Zusammen gründeten sie 2006 die NGO Regavim, die juristisch gegen Bauvorhaben von Palästinensern und Beduinen in Israel und dem Westjordanland vorgeht. Beide erhalten auf legalem Weg häufig keine Baugenehmigungen. Selbst aber haben laut Recherchen der Zeitung Haaretz sowohl Smotrich als auch Eljiahu unter falschen Angaben Bankkredite aufgenommen, um in nach israelischem Recht illegalen Außenposten Häuser zu bauen.
Zuletzt leitete Elijahu die von Smotrich neu geschaffene zivile Siedlungsverwaltung im Westjordanland. Weil diese Kompetenzen von der Armee auf eine zivile Einrichtung übertragen wurden, sehen Völkerrechtler und NGOs darin eine De-facto-Annexion.
„In einem auch nur annähernd funktionierenden Staat würde eine Person wie Elijahu von öffentlichen Ämtern ausgeschlossen und strafrechtlich verfolgt“, schreibt die NGO Kerem Navot, die Israels Besatzung kritisiert und die Ausweitung von Siedlungen und Außenposten dokumentiert. Gegen die Entscheidung dürften Beschwerden vor Israels Oberstem Gericht eingehen.

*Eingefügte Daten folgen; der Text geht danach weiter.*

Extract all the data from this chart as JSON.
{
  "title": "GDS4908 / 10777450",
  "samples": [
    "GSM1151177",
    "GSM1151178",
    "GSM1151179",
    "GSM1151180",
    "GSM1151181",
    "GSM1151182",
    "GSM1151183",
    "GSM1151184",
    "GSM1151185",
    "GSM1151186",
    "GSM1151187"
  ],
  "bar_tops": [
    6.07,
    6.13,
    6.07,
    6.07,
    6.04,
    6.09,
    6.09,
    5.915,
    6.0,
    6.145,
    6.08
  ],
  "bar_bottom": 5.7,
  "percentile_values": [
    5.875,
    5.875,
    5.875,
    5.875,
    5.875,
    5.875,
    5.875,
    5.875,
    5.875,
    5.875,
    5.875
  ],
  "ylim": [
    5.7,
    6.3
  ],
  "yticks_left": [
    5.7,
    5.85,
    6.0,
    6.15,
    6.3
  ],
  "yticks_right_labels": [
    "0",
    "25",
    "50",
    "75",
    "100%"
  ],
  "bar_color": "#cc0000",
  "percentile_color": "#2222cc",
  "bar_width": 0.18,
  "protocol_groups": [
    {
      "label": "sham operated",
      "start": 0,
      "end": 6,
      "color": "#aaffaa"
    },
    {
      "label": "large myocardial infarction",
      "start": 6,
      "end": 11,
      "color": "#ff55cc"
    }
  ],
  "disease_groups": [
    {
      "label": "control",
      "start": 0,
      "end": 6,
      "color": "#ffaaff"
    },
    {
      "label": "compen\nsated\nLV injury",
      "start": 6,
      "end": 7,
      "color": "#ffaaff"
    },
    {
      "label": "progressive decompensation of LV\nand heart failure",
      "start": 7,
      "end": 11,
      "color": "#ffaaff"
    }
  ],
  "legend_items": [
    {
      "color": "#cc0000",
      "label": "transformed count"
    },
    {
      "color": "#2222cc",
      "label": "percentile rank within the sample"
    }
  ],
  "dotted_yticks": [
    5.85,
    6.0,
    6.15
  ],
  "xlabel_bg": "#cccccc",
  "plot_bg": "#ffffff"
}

Die Chancen stehen laut Calcalist nicht schlecht, dass die Richter die Personalie Elijahu noch kippen könnten.
Bennett kein Hoffnungsträger
Doch das Gericht gerät selbst zunehmend unter Druck: Seine Bemühungen, den Siedler und Sicherheitsminister Itamar Ben Gvir an einem politischen Umbau der Polizei zu hindern, zeigen bisher kaum Wirkung.
Und auch Oppositionsführer Bennett ist kaum ein Hoffnungsträger, um den Marsch der Siedler durch die Institutionen zurückzudrehen. Bennett selbst ist so eng mit der Bewegung verbunden, dass er von 2010 bis 2012 die wichtigste Dachorganisation der Siedlungen, den Jescha-Rat, leitete.